Archbishop: Welby says historic support of homophobia was 'utterly and totally wrong'


Reconsidering: The Most Rev. Justin Welby said Christians should be ¿repentant¿ about the Church¿s past treatment of gay and lesbian people
Reconsidering: The Most Rev. Justin Welby said Christians should be ¿repentant¿ about the Church¿s past treatment of gay and lesbian people
Christians should be ‘repentant’ about the Church’s past treatment of gay and lesbian people, the Archbishop of Canterbury said last night.
The Most Rev. Justin Welby told a group of traditional evangelical Christians that the Church’s historic support of homophobia was ‘utterly and totally wrong’.
He also acknowledged that many young people considered the Church’s views on same-sex marriage as ‘wicked’ and ‘plain wrong’.
The Archbishop insisted he did not regret voting against gay  marriage legislation, but acknowledged that such views were seen by many as akin ‘to racism and other forms of gross and atrocious injustice’.
The Marriage Act received royal assent in July and gay couples in England and Wales will be able to wed from next year.
Yesterday, the Archbishop, speaking in London, said he stood by his decision to vote against gay marriage, which he believed was ‘rewriting the nature of marriage’.
But he said the Church must respond to changing cultural attitudes. ‘If the same thing happened again I would vote the same way as I did then, but I am continuing to think and listen very carefully as to how in our society today we respond to what is the most rapid cultural change in this area than there has been for a very long time. We have seen changes in the idea about sexuality, sexual behaviour.
‘We have to face the fact that the vast majority of people under 35 not only think that what we’re saying is incomprehensible but also think that we’re plain wrong and wicked and equate it to racism and other forms of gross and atrocious injustice. We have to be real about that.’ 
The former oil executive said the Government’s Bill in favour of gay marriage was ‘clearly, quite rightly, trying to deal with issues of homophobia in our society’.
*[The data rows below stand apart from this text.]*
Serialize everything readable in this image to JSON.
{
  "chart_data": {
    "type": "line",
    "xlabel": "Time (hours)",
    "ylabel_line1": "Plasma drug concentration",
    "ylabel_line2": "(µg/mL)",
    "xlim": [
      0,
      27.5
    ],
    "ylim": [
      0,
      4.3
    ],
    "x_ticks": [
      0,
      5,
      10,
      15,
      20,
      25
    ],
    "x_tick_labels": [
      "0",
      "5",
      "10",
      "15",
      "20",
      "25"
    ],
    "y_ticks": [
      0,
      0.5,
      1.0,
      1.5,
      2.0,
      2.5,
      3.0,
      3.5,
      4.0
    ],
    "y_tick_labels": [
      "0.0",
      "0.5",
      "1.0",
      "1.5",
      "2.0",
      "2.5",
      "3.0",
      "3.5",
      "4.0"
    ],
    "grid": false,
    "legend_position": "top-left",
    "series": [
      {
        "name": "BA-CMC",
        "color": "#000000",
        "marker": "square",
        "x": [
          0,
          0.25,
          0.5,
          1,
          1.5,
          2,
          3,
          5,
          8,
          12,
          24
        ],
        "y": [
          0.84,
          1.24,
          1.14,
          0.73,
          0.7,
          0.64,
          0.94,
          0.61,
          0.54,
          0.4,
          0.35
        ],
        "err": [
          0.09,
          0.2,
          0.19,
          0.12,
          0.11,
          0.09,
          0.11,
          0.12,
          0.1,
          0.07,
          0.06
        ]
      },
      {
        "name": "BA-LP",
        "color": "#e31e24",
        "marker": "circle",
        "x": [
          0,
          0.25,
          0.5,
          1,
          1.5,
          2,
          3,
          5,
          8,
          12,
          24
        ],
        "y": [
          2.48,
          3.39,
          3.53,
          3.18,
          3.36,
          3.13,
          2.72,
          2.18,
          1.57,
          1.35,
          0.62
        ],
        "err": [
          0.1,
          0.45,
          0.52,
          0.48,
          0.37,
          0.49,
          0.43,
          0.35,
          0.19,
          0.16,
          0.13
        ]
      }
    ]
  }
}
He added: ‘The Church has not been good at dealing with homophobia. It has at times, as god’s people, either implicitly or explicitly supported it and we have to be really, really repentant about that because it is utterly and totally wrong.
‘That doesn’t mean that redefining marriage is the right way forward.That discussion is continuing and the Church is deeply and profoundly divided over the way forward on it.’ 
enjamin Cohen, of campaign group Out4Marriage, said last night: ‘It is welcome that the Archbishop of Canterbury has recognised that the majority of people under the age of 35 do not consider same-sex relationships as anything other than normal.
‘They do see that attacking gay people for the gender of the person that they love is as evil and incomprehensible as attacking someone for being born black or disabled. People don’t chose to be gay just like they don’t chose their race.
‘I would not argue that the Archbishop’s stance was “wicked”.
‘All the way through the debate on same-sex marriage, those of us in favour of the change always maintained that churches, synagogues and mosques should be free not to opt in to same-sex marriage. This is their right.
‘Just as it is the right of the younger generations to question the relevance of these institutions if they reject a change in the law that most young people think is nothing more than equality.’
Earlier this month, the former Archbishop of Canterbury, Dr Rowan Williams, admitted he questioned whether he had let homosexual people down during his time in post.
He said: ‘I know that is what a great many of my gay and lesbian friends would say that I did. 
'The best thing I can say is that that is a question which I ask myself really rather a lot, and I don’t quite know the answer.’